The next day she woke up alone, the pillow fluffed without the indentations of past lovers. She felt joyous, danced out into the street and skipped down to the coffee shop. Double-shot latté and she roared down the road out of town.

This took her to the beach on a foggy morning. Shreds of litter caught in the seaweed amid the strips of kelp bits and bits of broken shells. She held a mirror to herself and stripped down, swum naked in the cold sea.

When she got out a man stood there, but she ignored him. He watched her get dressed, her wet skin soaking her clothes.

“I’ve got a heater in the car,” he said.

“I’ve got one in my glovebox, and I know how to use it,” she replied.

He looked blank, but her gun was loaded. He turned away.

She drove up the coast until the state line, crossed over into a new consciousness and later slept in her car by the side of the road.

She found that even without her telephone, she did not want to die. In the morning, she opened the steamed windows and took a peep at the dawn. She drove to the first fast food stop and bought breakfast on the go, without even opening her door.

Love should be like this, she thought. Not the lie of fairy tales and romantic comedies, but the road story love, a stoney path underneath the moon where you could stumble and fall before the light would penetrate deep enough that you yourself could radiate the night.

No, that was the same trap, she realized. She just wanted to keep on riding down this road, wherever it would take her.

She called him about a week later, told him she was alive, all was well, he could sell or throw out her stuff.

“When did you leave?”

She would have told him never mind, but he didn’t anyway, so it would have been redundant.

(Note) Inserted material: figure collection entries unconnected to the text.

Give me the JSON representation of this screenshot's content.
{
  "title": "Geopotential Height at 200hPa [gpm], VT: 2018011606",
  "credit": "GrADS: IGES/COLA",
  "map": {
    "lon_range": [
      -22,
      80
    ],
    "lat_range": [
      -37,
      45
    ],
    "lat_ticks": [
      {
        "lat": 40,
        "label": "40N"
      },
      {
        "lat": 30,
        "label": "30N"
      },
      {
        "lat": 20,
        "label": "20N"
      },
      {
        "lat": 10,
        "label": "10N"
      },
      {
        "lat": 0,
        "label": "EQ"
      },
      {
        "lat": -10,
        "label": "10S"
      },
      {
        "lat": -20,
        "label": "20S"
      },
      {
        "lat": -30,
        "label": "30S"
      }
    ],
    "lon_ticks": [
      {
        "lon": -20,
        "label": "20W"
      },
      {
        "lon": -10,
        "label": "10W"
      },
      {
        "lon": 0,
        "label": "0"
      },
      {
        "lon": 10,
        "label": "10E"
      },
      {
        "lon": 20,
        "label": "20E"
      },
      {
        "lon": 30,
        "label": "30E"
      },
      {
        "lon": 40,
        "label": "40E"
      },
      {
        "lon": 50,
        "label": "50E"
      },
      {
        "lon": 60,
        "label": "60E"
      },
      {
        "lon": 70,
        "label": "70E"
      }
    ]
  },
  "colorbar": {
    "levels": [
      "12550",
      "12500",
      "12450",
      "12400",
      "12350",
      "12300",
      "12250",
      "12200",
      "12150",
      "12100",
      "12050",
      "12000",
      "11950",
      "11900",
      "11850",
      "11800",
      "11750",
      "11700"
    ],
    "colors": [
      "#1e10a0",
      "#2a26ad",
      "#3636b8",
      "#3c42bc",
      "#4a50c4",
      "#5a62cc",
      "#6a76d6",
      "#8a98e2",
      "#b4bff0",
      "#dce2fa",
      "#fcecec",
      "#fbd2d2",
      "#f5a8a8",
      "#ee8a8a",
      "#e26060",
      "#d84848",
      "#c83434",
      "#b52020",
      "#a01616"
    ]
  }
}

“Before you woke up, about a week ago.”

“Oh.”

“Didn’t miss me, I guess.”

“You know, we’re rehearsing. It’s all about the movie now.”

“You’re a life-draining emotional-energy hog, did you know that?”

“It’s the part. Method acting is like that. We start shooting next week.”

“The script sucks.”

She liked her new screenplay much better. She thinks of shooting him, but knows it wouldn’t be worth the effort.